Europe’s hardline position will infuriate Trump, as Brussels effectively nullifying US sanctions will prompt a violent outburst from Trump, who needs Europe on his side for US sanctions of Iran to have any chance of succeeding.
Perhaps sensing what is coming, French President Emmanuel Macron took a slightly softer tone, and said that the French defense of Iran nuclear accord is based on concerns about security and stability, not commerce, and that the deal should be supplemented and it is necessary to continue negotiations, including on missile program.
The French president said that “the European Union decided to preserve the nuclear deal and defend EU companies” adding that “our main interest in Iran is not in trade, but in ensuring stability in the region, at the same time, we will not become an ally of Iran against the US.”
“My priority is not commercial, it is geopolitical and strategic. It is about stability, it is about favoring an opening of Iranian society. The hardliners in Iran were the most opposed to this accord.”
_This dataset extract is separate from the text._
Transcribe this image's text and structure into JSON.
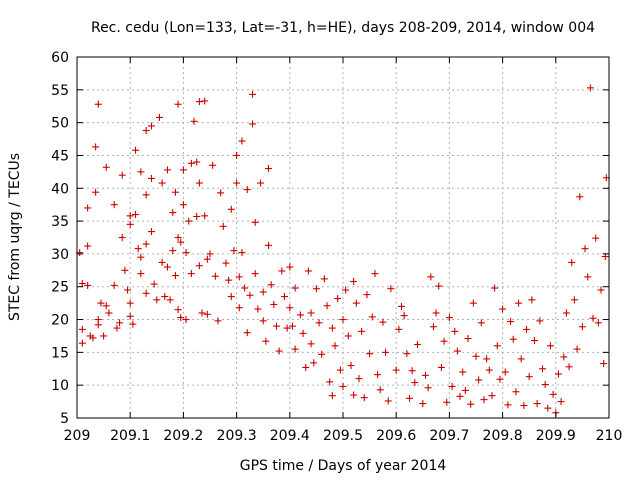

“We’ve had a vibrant discussion on Iran. The 2015 nuclear agreement is a crucial element of peace and security in the region. We have opted to support it whatever the US decides to do,” said the French president on arrival at the Sofia summit. “We have pledged to take necessary political steps for our companies to stay in Iran.”
Macron also said that the nuclear deal with Iran must not only be preserved, but also supplemented and expanded to include ways to solve the missile problem and questions about Iran’s role in the region.
“International companies with interests in many countries make their own choices according to their own interests. They should continue to have this freedom,” he added, making it clear that European companies will not be subject to US sanctions, even if that decision is ultimately up to the US.
Still he said he won’t force companies to stay in Iran should the U.S. re-impose sanctions; “The President of the Republic is not the director general of Total.”
As such, France and the EU have no intention of imposing sanctions or counter-sanctions on U.S. companies over the U.S.’s re-imposition of sanctions on Iran, Macron said.
But the most accurate observations by Macron was that Trump’s Iran decision strengthens both Russia and China in the region, something we pointed out weeks ago, begging the question whose interests is Trump representing.
And now that Europe has openly rebelled against Trump’s sanctions, one wonders how long before the selling in oil resumes, as it is becoming increasingly clear that unlike 2012, Europe – and most of Asia – will continue buying Iranian oil, suggesting that the decline, if any, in Iranian exports will be a few hundred thousands barrels at most, a number which we expect will shrink to 0 as Iran offers increasingly preferential prices to its non-USD paying clients, especially now that Asian oil demand is soaring.